Shiying Dong is a pioneering fiber artist merging mathematics and art through abstract sculpture. With a background in theoretical physics and mathematics, Shiying developed Topological Crochet, a groundbreaking style translating algebraic topology concepts into yarn. This innovative approach unlocks artistic freedom, enabling creators to craft complex forms previously challenging to achieve with traditional methods.

 

As an educator, Shiying teaches online workshops at the National Museum of Mathematics and has led sessions at the Bridges math art conferences. Her work has been showcased at Bridges and the Joint Mathematical Meetings. Shiying shares her techniques on YouTube and is co-authoring "Unravelling Topological Crochet" with math artist Eve Torrence.

 

Expanding her creative horizons, Shiying explores laser cutting, earning the prestigious 2023 Einstein Mad Hat Award Grand Prize.

 

Instagram: @clay_mushi      YouTube: @epimono

 

Will Chatlosh (he/him) is a New York based artist, but is originally from Grand Rapids, MI. Will received his Bachelor’s in Fashion Studies from Kendall College (KCAD) and associates in Fashion Design from the Fashion Institute of Technology (FIT) in New York, NY, graduating with honors in both programs. Will’s mission has always been to change the way that people view crochet in the field of arts and crafts. He has grown a community by sharing his work on social media under the name @wccrochet, and has been posting his crochet projects since 2017.

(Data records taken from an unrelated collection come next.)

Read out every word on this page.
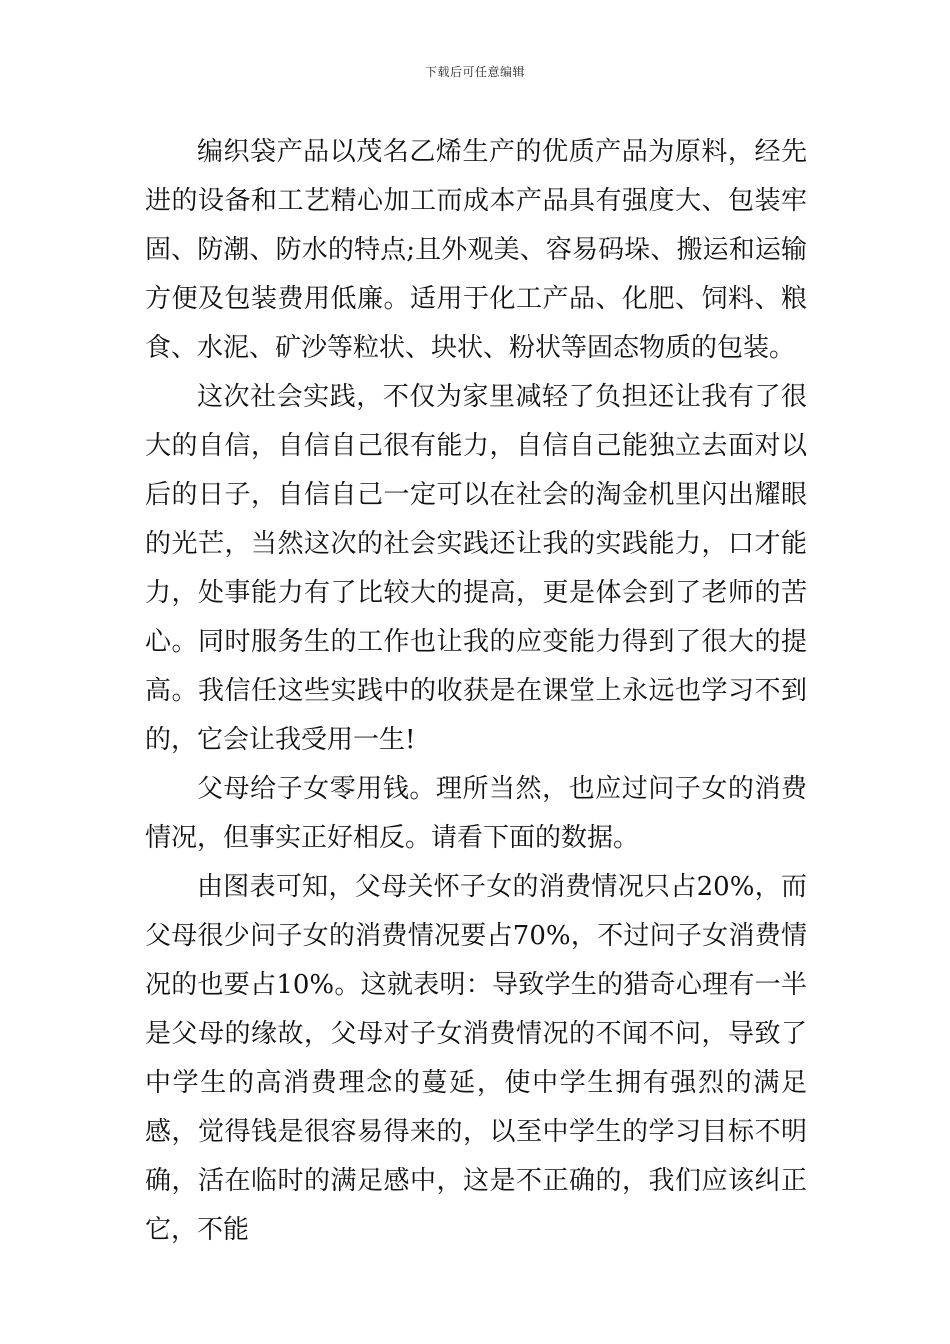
下载后可任意编辑

编织袋产品以茂名乙烯生产的优质产品为原料，经先进的设备和工艺精心加工而成本产品具有强度大、包装牢固、防潮、防水的特点;且外观美、容易码垛、搬运和运输方便及包装费用低廉。适用于化工产品、化肥、饲料、粮食、水泥、矿沙等粒状、块状、粉状等固态物质的包装。

这次社会实践，不仅为家里减轻了负担还让我有了很大的自信，自信自己很有能力，自信自己能独立去面对以后的日子，自信自己一定可以在社会的淘金机里闪出耀眼的光芒，当然这次的社会实践还让我的实践能力，口才能力，处事能力有了比较大的提高，更是体会到了老师的苦心。同时服务生的工作也让我的应变能力得到了很大的提高。我信任这些实践中的收获是在课堂上永远也学习不到的，它会让我受用一生!

父母给子女零用钱。理所当然，也应过问子女的消费情况，但事实正好相反。请看下面的数据。

由图表可知，父母关怀子女的消费情况只占20%，而父母很少问子女的消费情况要占70%，不过问子女消费情况的也要占10%。这就表明：导致学生的猎奇心理有一半是父母的缘故，父母对子女消费情况的不闻不问，导致了中学生的高消费理念的蔓延，使中学生拥有强烈的满足感，觉得钱是很容易得来的，以至中学生的学习目标不明确，活在临时的满足感中，这是不正确的，我们应该纠正它，不能
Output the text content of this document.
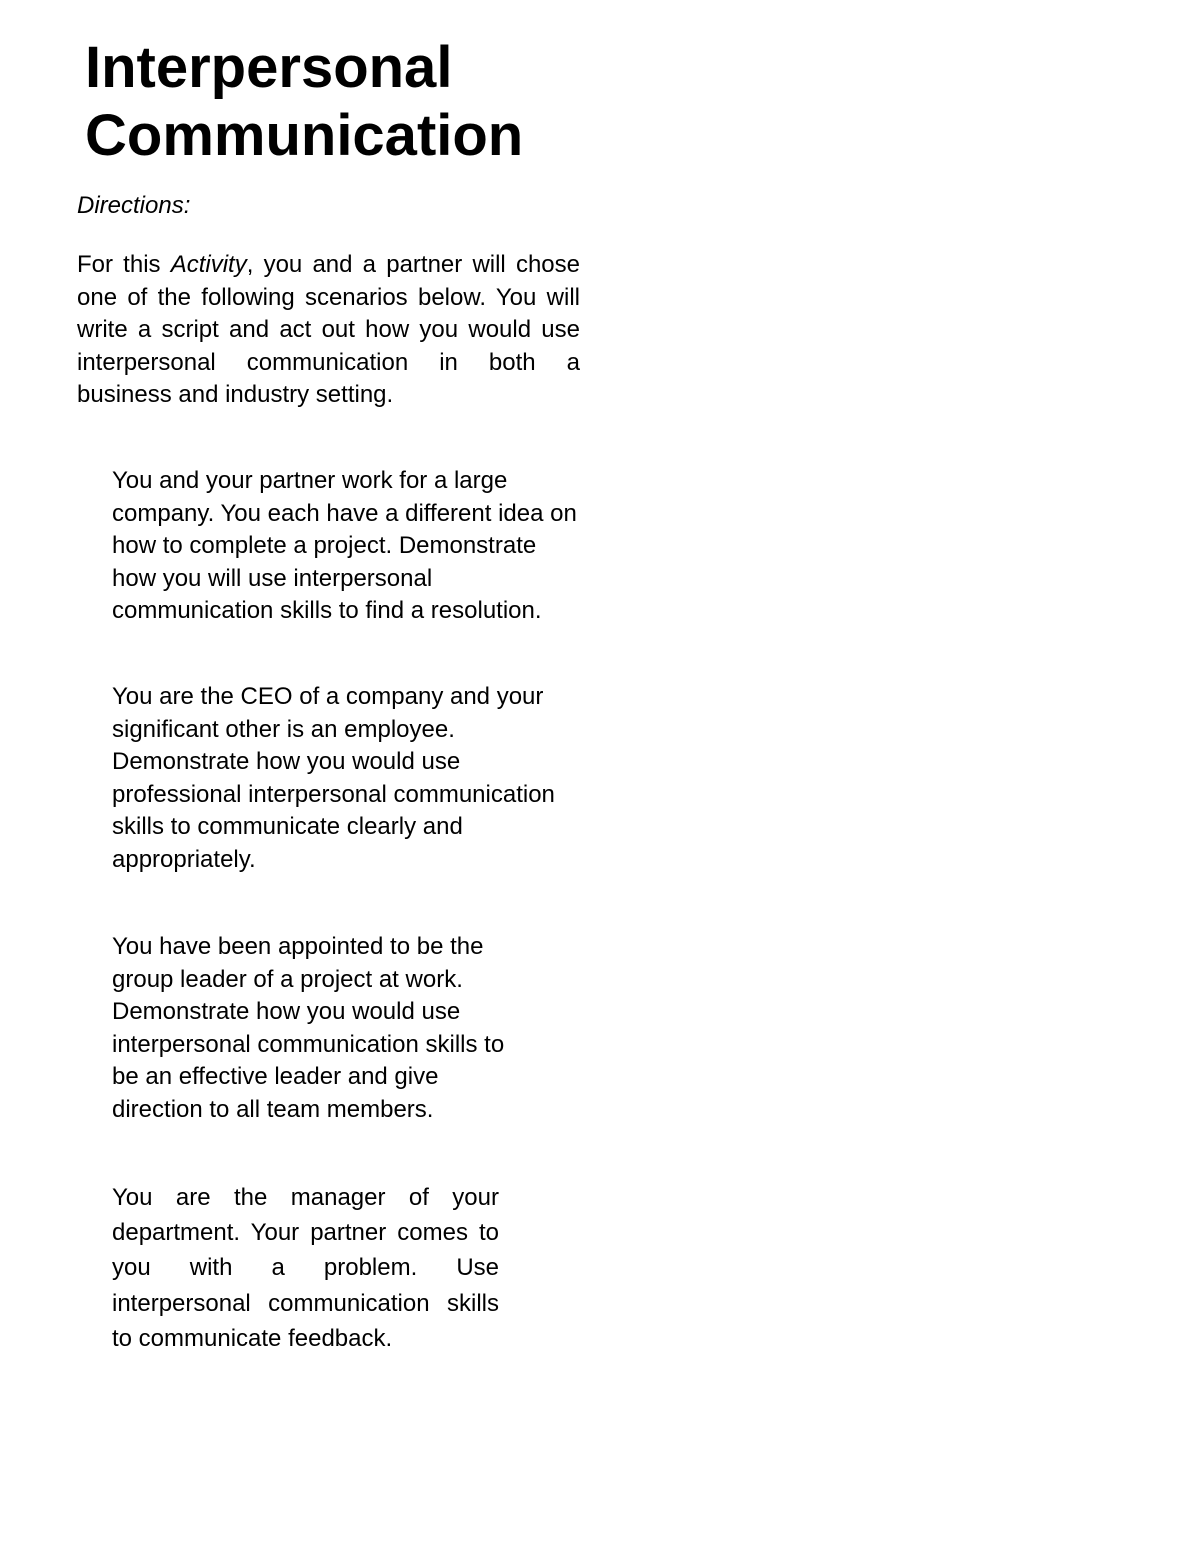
Interpersonal
Communication

Directions:

For this Activity, you and a partner will chose one of the following scenarios below. You will write a script and act out how you would use interpersonal communication in both a business and industry setting.

You and your partner work for a large company. You each have a different idea on how to complete a project. Demonstrate how you will use interpersonal communication skills to find a resolution.

You are the CEO of a company and your significant other is an employee. Demonstrate how you would use professional interpersonal communication skills to communicate clearly and appropriately.

You have been appointed to be the group leader of a project at work. Demonstrate how you would use interpersonal communication skills to be an effective leader and give direction to all team members.

You are the manager of your department. Your partner comes to you with a problem. Use interpersonal communication skills to communicate feedback.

Will taught himself to crochet at are eleven, using Youtube as his main resource. Will began within the field of amigurumi (Japanese for "crocheted or knitted stuffed toy"), and has since created unique crochet patterns and designs of his own. Will has been motivated to grow his skills: he now pushes his ideas with crocheted portraits and fashion. He has sold his artwork at local markets and art galleries, was featured in the December 2022 issue of Crochet World Magazine, was awarded in the nation-wide art competition ‘ArtPrize’ in Fall ‘22, and more.

Will Chatlosh also puts an immense amount of work into garment construction: he has worked for multiple installation artists and international fashion designers, and is always excited for every new opportunity to further his creative spirit.